Nobel Prizes: 2002
Updated February 21, 2017 | Factmonster Staff
2002 Nobel Prize Winners
Jimmy Carter, former president of the United States
- Peace: Jimmy Carter, former U.S. president and , were cited "for their work for a better organized and more peaceful world."
- Literature: Sir V.S. Naipaul (UK) "for having united perceptive narrative and incorruptible scrutiny in works that compel us to see the presence of suppressed histories." Known for his singular style of compelling prose, Naipaul has explored alienation and the hardships of postcolonial countries in his works of fiction, nonfiction, and occasional blend of the two. In Beyond Belief (1998), he powerfully analyzed modern Islam.
- Physics: Raymond Davis, Jr., (U.S.) and Masatoshi Koshiba Japan "for pioneering contributions to astrophysics, in particular for the detection of cosmic neutrinos." Riccardo Giacconi (U.S.) "for pioneering contributions to astrophysics, which have led to the discovery of cosmic X-ray sources." Wolfgang Ketterle (Germany), Eric A. Cornell, and Carl E. Wieman (both U.S.) "for the achievement of Bose-Einstein condensation in dilute gases of alkali atoms, and for early fundamental studies of the properties of the condensates." In discovering the Bose-Einstein condensate, a new state of matter, the laureates have explained "the secrets of the microworld of quantum physics."

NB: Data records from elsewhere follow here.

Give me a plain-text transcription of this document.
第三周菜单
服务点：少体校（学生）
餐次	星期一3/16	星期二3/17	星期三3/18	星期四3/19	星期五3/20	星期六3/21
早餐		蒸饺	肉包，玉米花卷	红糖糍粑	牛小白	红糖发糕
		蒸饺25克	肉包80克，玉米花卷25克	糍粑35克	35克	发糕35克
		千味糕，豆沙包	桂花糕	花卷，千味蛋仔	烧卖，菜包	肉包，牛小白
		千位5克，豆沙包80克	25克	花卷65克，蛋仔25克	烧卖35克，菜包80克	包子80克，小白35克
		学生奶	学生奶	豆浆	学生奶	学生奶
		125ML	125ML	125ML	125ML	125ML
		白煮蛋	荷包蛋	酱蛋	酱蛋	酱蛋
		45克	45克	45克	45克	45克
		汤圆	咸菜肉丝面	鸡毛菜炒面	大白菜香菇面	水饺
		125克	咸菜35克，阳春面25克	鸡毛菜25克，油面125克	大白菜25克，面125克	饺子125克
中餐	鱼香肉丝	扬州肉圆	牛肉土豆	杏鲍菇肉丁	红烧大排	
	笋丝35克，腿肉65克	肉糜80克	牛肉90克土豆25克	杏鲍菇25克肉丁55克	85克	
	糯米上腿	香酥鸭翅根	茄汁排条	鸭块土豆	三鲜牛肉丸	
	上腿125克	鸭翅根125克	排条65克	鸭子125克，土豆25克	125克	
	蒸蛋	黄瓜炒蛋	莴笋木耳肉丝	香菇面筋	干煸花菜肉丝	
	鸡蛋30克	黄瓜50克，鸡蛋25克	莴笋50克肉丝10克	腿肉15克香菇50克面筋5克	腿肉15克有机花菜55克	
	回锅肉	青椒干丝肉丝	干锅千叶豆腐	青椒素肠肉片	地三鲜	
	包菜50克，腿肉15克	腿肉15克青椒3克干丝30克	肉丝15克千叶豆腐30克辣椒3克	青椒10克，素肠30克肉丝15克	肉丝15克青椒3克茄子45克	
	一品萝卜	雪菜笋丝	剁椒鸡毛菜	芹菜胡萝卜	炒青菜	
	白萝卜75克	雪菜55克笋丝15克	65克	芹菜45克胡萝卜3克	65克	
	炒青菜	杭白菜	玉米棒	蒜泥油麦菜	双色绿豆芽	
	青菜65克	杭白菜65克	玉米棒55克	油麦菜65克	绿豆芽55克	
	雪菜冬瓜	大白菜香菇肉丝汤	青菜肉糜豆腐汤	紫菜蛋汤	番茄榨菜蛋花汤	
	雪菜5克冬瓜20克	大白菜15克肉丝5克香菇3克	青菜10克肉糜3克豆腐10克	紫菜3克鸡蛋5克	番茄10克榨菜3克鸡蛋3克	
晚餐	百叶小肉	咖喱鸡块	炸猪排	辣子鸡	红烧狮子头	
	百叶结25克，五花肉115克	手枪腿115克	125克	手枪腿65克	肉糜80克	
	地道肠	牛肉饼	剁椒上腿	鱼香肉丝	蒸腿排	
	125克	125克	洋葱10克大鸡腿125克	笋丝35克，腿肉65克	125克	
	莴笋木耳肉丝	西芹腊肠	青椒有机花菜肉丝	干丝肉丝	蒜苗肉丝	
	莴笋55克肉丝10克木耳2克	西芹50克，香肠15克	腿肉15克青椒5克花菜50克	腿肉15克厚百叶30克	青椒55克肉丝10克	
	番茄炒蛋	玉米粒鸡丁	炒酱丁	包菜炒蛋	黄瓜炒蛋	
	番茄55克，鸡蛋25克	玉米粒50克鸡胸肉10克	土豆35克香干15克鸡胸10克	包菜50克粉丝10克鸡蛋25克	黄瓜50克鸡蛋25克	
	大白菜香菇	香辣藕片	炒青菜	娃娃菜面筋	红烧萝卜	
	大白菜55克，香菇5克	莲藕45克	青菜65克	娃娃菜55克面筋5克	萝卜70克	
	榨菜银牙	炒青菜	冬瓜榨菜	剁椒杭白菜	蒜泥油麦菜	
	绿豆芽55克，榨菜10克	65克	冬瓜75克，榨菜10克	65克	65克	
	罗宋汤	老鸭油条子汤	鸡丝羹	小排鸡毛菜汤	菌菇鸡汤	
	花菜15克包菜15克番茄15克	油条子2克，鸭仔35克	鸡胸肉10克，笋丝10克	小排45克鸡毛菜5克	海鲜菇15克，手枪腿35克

- Chemistry: One-half jointly to William S. Knowles (U.S.) and Ryoji Noyori (Japan) "for their work on chirally catalysed hydrogenation reactions," and one-half to K. Barry Sharpless (U.S.) "for his work on chirally catalysed oxidation reactions." They "have opened up a new field of research in which it is possible to synthesize molecules and material with new properties."
- Medicine: Leland H. Hartwell (U.S.), R. Timothy Hunt, and Paul M. Nurse (both U.K.), for their discoveries of "key regulators of the cell cycle." Their discoveries concerning control of the cell cycle "may in the long term open new possibilities for cancer treatment."
- Economics: George A. Akerlof, A. Michael Spence, and Joseph E. Stiglitz (all U.S.) "for their analyses of markets with asymmetric information." "The laureates' contributions form the core of modern information economics."